Additonally, almost every time she was called on to answer a question, Tulsi Gabbard was ushered to finish her statement. She wasn’t able to find lee-way to drive her points home with the six minutes she was given. The same could be said for New York City mayor Bill De Blasio if it wasn’t for his lack of charisma. De Blasio lost points with the listeners by interrupting as rudely as humanly possible in an otherwise civil debate.
The biggest loser of the night was Beto O’Rourke. Beto gained traction after giving Ted Cruz a run for his money in the 2018 election cycle, only losing by 2.2% of the vote. It seems as though O’Rourke lost his energy that was gained early in the primary cycle, while on the debate station. As a result, O’Rourke has fallen far from when he fundraised $6.1 million in the first day of his campaign. His Spanish speaking skills that played out on stage seemed forced and oddly rehearsed.

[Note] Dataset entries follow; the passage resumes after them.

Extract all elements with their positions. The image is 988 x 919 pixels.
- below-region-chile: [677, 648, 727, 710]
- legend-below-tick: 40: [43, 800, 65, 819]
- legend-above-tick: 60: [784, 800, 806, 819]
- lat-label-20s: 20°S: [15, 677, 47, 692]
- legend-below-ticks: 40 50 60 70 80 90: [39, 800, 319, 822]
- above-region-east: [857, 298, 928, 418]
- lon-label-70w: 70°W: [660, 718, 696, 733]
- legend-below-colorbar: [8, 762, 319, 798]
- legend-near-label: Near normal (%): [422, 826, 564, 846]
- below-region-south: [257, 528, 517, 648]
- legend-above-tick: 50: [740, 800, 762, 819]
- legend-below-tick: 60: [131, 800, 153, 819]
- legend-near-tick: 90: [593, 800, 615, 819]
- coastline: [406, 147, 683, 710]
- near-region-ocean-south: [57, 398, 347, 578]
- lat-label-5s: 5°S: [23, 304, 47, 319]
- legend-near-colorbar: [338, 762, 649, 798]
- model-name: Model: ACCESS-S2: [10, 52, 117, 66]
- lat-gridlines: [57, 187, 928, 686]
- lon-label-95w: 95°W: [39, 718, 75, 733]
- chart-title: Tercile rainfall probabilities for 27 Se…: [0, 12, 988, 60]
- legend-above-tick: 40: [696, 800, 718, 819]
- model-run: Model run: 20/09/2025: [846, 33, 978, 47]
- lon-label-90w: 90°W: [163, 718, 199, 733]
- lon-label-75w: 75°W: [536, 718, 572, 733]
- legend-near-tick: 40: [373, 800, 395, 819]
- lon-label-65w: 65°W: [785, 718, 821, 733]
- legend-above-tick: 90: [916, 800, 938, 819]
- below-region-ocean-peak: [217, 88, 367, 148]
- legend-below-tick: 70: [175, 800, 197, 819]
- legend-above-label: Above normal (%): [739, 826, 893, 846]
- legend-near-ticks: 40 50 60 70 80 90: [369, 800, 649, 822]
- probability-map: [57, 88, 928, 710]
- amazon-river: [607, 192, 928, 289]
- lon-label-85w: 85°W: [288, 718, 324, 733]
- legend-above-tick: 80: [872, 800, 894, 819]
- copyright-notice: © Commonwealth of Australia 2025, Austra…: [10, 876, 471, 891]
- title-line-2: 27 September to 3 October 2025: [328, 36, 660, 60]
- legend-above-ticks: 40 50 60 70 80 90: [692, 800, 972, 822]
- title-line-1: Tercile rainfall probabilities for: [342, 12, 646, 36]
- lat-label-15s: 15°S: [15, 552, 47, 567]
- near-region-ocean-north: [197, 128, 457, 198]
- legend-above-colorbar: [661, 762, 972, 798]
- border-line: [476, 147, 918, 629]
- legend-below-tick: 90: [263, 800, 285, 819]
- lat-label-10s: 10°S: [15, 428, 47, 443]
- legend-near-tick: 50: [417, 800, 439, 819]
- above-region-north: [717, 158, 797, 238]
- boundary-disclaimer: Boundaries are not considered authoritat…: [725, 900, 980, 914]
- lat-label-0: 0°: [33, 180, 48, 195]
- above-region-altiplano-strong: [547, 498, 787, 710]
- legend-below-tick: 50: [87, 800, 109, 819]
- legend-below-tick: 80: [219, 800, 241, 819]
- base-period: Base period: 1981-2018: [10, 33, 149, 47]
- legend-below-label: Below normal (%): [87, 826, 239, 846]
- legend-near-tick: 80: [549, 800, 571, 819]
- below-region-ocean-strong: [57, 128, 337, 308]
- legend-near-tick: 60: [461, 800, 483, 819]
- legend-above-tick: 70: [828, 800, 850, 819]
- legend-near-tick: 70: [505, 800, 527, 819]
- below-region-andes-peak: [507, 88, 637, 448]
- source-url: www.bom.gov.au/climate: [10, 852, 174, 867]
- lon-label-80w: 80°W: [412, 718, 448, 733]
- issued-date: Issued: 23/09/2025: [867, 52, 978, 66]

Competitors Left in the Dust – Night Two
Kamala Harris had an exceptionally memorable performance on the second night of the Democratic Debates. The other candidates were left to pick up the scraps. Pete Buttigieg had strong points in the debate as he emphasized his youthful campaign and his LGBTQ lifestyle. Unfortunately, he failed to adequately answer to Eric Swalwell’s attack when questioned about a police-involved shooting in South Bend.
Andrew Yang’s poor performance was blamed on the lack of speaking time (2 minutes, 56 seconds), but followed by controversy. He failed to connect with the audience on the big stage, regardless of his devout Twitter following. Bernie Sanders misspoke countlessly on his lack-luster performance on the night. While he didn’t lose any ground, he didn’t gain any traction either as he reiterated his points on Medicare-for-All.
Biden’s campaign will never be the same after the annihilation from Kamala Harris about his previous record on racial issues. After being called out in front of America, former VP Biden’s response was rather weak. He used only 17 seconds when given 30 seconds to counter Harris, Biden alluded that his time was up. Marianne Williamson brought a comical element to the Debate and was easily one of the most memorable candidates, for all the wrong reasons. Her performance was notably abysmal, disregarding actual policy ideas or using spiritualist jargon to confuse watchers.
Warren Coming out Ontop
Warren distinguished herself as one of the only winners over the two nights and solidified her position as one of the top-ranking candidates. In conclusion, other Democrats who poll above her at the moment could fall at any point in time, and these debates may have been the beginning of the end. If or when this happens, Warren will patiently be waiting for her nomination.